Non-targeted screening is helping us to discover the complex chemical space of environmental samples. Due to the large number of detected chemicals, prioritization is necessary to direct focus on chemicals posing a risk to biota and humans. Commonly, key information for risk assessment is the exposure to the respective chemical. Unfortunately, the detected signal intensity is poorly correlated to the concentration across different chemicals, see Figure 1. That is because some chemicals ionize better than others due to their physicochemical properties and, therefore, a matching standard is required for precise concentration estimation of a chemical.
Figure 1. Higher signal intensity does not necessarily mean a higher concentration of a chemical. In the example of NORMAN interlaboratory comparison calibrants, the maximum concentration difference is 28× while the maximum fold difference in signal intensities is 10,900×.
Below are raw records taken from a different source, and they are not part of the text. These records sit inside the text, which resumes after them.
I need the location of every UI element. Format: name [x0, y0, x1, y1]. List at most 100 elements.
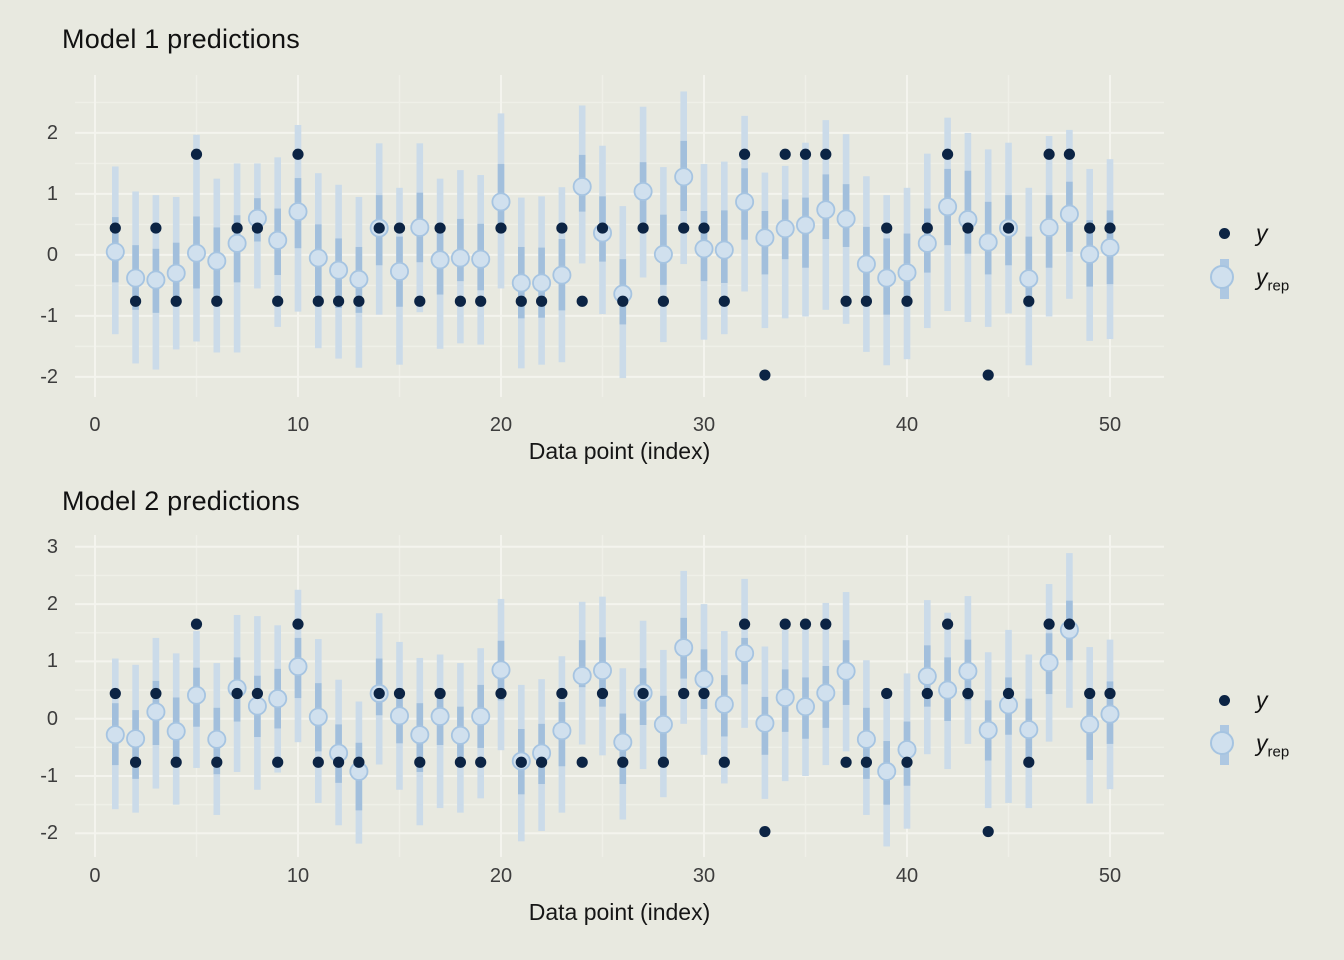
y-observed-point — [190, 148, 203, 160]
y-observed-point — [251, 687, 263, 700]
y-legend-dot-icon — [1206, 227, 1242, 239]
y-observed-point — [1084, 222, 1096, 234]
y-observed-point — [901, 295, 913, 307]
yrep-median-point — [389, 261, 409, 281]
yrep-median-point — [288, 657, 308, 677]
y-observed-point — [272, 295, 284, 307]
y-observed-point — [779, 618, 791, 630]
y-tick-label: 0 — [46, 707, 58, 730]
y-legend-dot-icon — [1206, 694, 1242, 706]
yrep-median-point — [491, 192, 511, 212]
y-observed-point — [1063, 618, 1076, 630]
y-observed-point — [332, 295, 345, 307]
yrep-median-point — [978, 720, 998, 740]
yrep-median-point — [694, 669, 714, 689]
y-observed-point — [921, 687, 933, 700]
legend-label-y: y — [1256, 686, 1268, 713]
y-observed-point — [170, 756, 182, 768]
yrep-legend-interval-icon — [1206, 723, 1242, 767]
y-observed-point — [901, 756, 913, 768]
y-tick-label: 3 — [46, 535, 58, 558]
y-observed-point — [434, 687, 446, 700]
y-observed-point — [596, 222, 609, 234]
yrep-median-point — [1080, 714, 1100, 734]
legend-label-yrep: yrep — [1256, 263, 1290, 295]
y-observed-point — [962, 222, 974, 234]
yrep-median-point — [694, 239, 714, 259]
yrep-median-point — [917, 666, 937, 686]
yrep-median-point — [308, 707, 328, 727]
yrep-median-point — [552, 721, 572, 741]
y-observed-point — [1043, 618, 1055, 630]
yrep-median-point — [633, 181, 653, 201]
y-observed-point — [840, 295, 852, 307]
yrep-median-point — [491, 660, 511, 680]
yrep-median-point — [410, 217, 430, 237]
yrep-median-point — [471, 249, 491, 269]
yrep-median-point — [471, 706, 491, 726]
y-observed-point — [129, 295, 142, 307]
y-tick-label: 2 — [46, 121, 58, 144]
y-observed-point — [535, 756, 548, 768]
y-observed-point — [576, 295, 588, 307]
yrep-median-point — [450, 725, 470, 745]
yrep-median-point — [430, 250, 450, 270]
y-observed-point — [231, 222, 243, 234]
x-tick-label: 40 — [895, 414, 919, 436]
yrep-median-point — [856, 254, 876, 274]
yrep-median-point — [329, 260, 349, 280]
y-observed-point — [982, 825, 994, 838]
y-observed-point — [860, 756, 873, 768]
panel-1-legend-item-yrep: yrep — [1206, 257, 1344, 301]
y-observed-point — [820, 618, 832, 630]
x-tick-label: 20 — [489, 414, 513, 436]
y-observed-point — [292, 618, 304, 630]
y-observed-point — [982, 369, 994, 381]
yrep-median-point — [288, 202, 308, 222]
y-observed-point — [596, 687, 609, 700]
y-observed-point — [657, 295, 669, 307]
y-observed-point — [272, 756, 284, 768]
y-observed-point — [556, 687, 568, 700]
yrep-median-point — [166, 721, 186, 741]
y-observed-point — [1084, 687, 1096, 700]
y-observed-point — [515, 756, 527, 768]
yrep-median-point — [592, 661, 612, 681]
yrep-median-point — [308, 248, 328, 268]
yrep-median-point — [207, 729, 227, 749]
yrep-median-point — [816, 683, 836, 703]
yrep-median-point — [1039, 217, 1059, 237]
y-observed-point — [1104, 222, 1116, 234]
y-observed-point — [414, 295, 426, 307]
y-observed-point — [393, 222, 406, 234]
yrep-median-point — [1059, 204, 1079, 224]
y-observed-point — [799, 148, 812, 160]
yrep-median-point — [958, 661, 978, 681]
y-observed-point — [718, 295, 730, 307]
legend-label-y: y — [1256, 219, 1268, 246]
y-observed-point — [1002, 222, 1015, 234]
y-observed-point — [657, 756, 669, 768]
x-tick-label: 10 — [286, 414, 310, 436]
y-observed-point — [535, 295, 548, 307]
y-observed-point — [799, 618, 812, 630]
yrep-median-point — [816, 200, 836, 220]
y-observed-point — [454, 295, 466, 307]
y-observed-point — [617, 295, 629, 307]
yrep-median-point — [653, 244, 673, 264]
panel-2-legend-item-y: y — [1206, 684, 1344, 716]
y-observed-point — [353, 295, 365, 307]
yrep-legend-interval-icon — [1206, 257, 1242, 301]
y-observed-point — [150, 222, 162, 234]
y-tick-label: -2 — [40, 822, 58, 845]
yrep-median-point — [795, 697, 815, 717]
y-observed-point — [678, 222, 690, 234]
yrep-median-point — [1100, 238, 1120, 258]
y-observed-point — [373, 222, 385, 234]
y-observed-point — [942, 618, 954, 630]
y-observed-point — [292, 148, 304, 160]
y-observed-point — [129, 756, 142, 768]
yrep-median-point — [613, 732, 633, 752]
x-tick-label: 30 — [692, 865, 716, 887]
x-tick-label: 20 — [489, 865, 513, 887]
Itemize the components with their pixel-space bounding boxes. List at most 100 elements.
While there are a number of alternatives to using analytical standards for quantification (such as using a surrogate standard for quantification that is structurally similar or close in eluting time, or logIE prediction), majority of these methods require that the structure of the chemical is known prior to estimating its concentration. In a model MS2Quant trained here, we are harvesting structural information from the fragmentation spectra. For this, SIRIUS+CSI:FingerID is used to predict the probability of the presence or absence of structural fingerprints which are used as input for ionization efficiency prediction.
MS2Quant was trained using ionization efficiency data for 1191 unique chemicals that span 8 orders of magnitude. Modelling resulted in root mean square errors (RMSE) of 0.55 (3.5×) and 0.80 (6.3×) log-units for the training and test set, respectively. To estimate the concentration of detected LC/HRMS features prior to identification, the following steps need to be taken:
- Measure a set of calibrants within the same run with your sample. These chemicals should cover a wide range of ionization efficiency values and are used to convert the predicted ionization efficiency value of the suspects into measurement-specific response factors.
- Predict the probability of the presence/absence of structural fingerprints for your suspects. For this, SIRIUS+CSI:FingerID can be used which needs the fragmentation spectra of suspects as input.
- Install MS2Quant and use it for quantification. The function needs calibrants and suspects information, gradient program and path to SIRIUS calculation results as input.
MS2Quant is available as an R-package on our GitHub page together with guidelines for installation, testing and application. Additionally, we would like to thank Rick Helmus who is integrating MS2Quant and MS2Tox into patRoon workflow for easy implementation in the NTS workflow.